Quigley is not alone in that assessment. "The question is not what it does to ISPs, but what it does to consumers," said Sky Dayton, founder and chairman of EarthLink Network. His fear: "People could use the Internet less."

If that happens, it would cause a ripple effect that could stunt the growth of a burgeoning industry.

To prevent that, the Bells have petitioned the Federal Communications Commission to step in and reregulate network access rates to help pay for the upgrade. The government petition includes making ISPs pay more for the infrastructure upgrade.

Quigley sums up the industry's position like this: "Don't look for local exchange carriers to step up to a role of dumb elephants who do the heavy lifting for peanuts; it ain't going to happen."

ISPs have already invested more than $1 billion in Net access hardware, according to market research firm Yankee Group. But that's not enough, the Baby Bells contend.

Pacific Bell, PacTel's subsidiary for phone service, is spending $14 million to $15 million for switch upgrades this year alone, a spokesman said.

But FCC officials said today that it is not expected to weigh in with an opinion any time soon and won't even set the guidelines for how to make rules about changing the rates until November at the earliest.
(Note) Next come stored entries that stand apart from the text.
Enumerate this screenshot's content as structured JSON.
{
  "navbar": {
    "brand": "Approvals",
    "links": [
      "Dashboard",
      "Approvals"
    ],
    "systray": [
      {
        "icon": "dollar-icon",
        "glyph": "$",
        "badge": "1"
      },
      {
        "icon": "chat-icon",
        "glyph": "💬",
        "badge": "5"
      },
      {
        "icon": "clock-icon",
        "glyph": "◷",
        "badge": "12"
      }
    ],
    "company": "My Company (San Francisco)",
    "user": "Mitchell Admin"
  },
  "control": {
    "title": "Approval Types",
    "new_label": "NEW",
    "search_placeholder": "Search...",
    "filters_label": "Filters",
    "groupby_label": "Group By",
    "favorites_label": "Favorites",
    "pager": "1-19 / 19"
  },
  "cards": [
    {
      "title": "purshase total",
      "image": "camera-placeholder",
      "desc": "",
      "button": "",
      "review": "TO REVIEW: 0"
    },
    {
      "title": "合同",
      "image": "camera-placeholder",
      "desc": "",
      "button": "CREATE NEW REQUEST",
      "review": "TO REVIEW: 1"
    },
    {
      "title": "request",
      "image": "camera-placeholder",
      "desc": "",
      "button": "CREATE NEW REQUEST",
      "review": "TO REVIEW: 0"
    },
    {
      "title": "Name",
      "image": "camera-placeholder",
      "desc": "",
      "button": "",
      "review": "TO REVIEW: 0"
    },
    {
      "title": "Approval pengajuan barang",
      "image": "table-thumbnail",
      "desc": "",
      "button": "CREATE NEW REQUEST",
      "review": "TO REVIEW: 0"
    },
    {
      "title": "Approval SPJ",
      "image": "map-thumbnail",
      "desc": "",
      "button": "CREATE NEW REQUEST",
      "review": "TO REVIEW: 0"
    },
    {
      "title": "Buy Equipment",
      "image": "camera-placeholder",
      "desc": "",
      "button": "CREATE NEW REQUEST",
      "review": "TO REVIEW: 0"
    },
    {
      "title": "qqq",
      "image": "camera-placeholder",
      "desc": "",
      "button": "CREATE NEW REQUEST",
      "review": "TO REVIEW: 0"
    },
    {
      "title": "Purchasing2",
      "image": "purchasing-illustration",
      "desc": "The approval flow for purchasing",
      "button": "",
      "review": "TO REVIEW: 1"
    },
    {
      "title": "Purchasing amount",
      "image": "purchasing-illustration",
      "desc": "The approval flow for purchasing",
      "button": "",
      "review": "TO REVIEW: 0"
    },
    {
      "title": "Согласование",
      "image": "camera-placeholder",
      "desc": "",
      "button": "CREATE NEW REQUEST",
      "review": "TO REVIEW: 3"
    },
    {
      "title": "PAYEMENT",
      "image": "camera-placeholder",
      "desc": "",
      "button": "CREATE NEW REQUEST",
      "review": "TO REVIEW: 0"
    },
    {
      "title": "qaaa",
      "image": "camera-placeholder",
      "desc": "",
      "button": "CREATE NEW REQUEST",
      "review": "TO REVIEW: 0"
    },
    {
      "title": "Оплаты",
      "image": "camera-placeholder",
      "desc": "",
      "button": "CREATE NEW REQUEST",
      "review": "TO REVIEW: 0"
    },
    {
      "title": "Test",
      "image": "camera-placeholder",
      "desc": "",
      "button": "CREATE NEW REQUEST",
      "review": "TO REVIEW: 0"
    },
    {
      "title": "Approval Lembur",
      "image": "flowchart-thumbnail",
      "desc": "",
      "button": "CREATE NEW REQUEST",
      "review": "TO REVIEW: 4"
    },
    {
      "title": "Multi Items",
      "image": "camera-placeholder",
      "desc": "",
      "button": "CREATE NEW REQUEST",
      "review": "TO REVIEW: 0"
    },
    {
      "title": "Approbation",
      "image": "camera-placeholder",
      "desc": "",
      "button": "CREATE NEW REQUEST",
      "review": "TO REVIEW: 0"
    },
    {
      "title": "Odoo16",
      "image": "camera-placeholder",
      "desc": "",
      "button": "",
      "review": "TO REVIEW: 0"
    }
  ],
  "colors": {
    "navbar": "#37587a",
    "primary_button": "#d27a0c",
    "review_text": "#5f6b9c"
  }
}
Meanwhile, Internet demand is increasing by the minute. Online services that provide Net connections are now subscribed to by about eight percent of U.S. households, but the number is growing rapidly. Moreover, the average Internet connect time has grown to more than 33 minutes from around 20 minutes in 1992, according to Pacific Bell.

The history of the problem goes back 13 years, when regulators let ISPs pay the Bells less than the going rate to carry their Internet traffic. The policy was intended to help the fledgling ISPs get off the ground. At the time, the Bells had limited objections.

Why? In those days, ISPs were little more than online bulletin boards for a limited number of users.

But that was then. Today, those Internet providers are barreling toward the mass market with tens of millions of subscribers. With new technologies, the services carry graphics and animation, which further strains the phone network.

But they still pay only about 12 percent of what long distance carriers such as AT&T, MCI, and Sprint pay to use the Baby Bells' network, according to the regional phone companies.

In fact, companies such as Netcom, Microsoft Network, and EarthLink now compete with the Bells as well, since many of the local telephone carriers now provide their own Internet access services.

As Quigley put it, "Now they're in flight, and it's time to pull the flaps."

But even the ISPs that say they sympathize with the Baby Bells' plight wonder if the new competitive picture has something to do with inspiring their recent complaints.

"Part of my concern is that these telcos are getting into the Internet business," said Jeffrey Rubenstein, president of the Florida Internet Service Provider Association and Cybergate, an ISP. "They're becoming our competitors, and now they're complaining."

The likely outcome of the fight is still unknown, although the phone companies do have one of the strongest lobbies anywhere, according to Jerry Michalski, managing editor of industry newsletter Release 1.0.

But so far, the Federal Communications Commission is being careful to adopt a neutral tone and hope the problem resolves itself. In a statement for the FCC, Chairman Reed Hundt summed up the commission's view like this: "I don't know what the full answer is to this problem. But I'm inclined to believe our best guidance is to let technology, competition, and access reform make the problem go away. We are working to open markets so these forces can operate most effectively."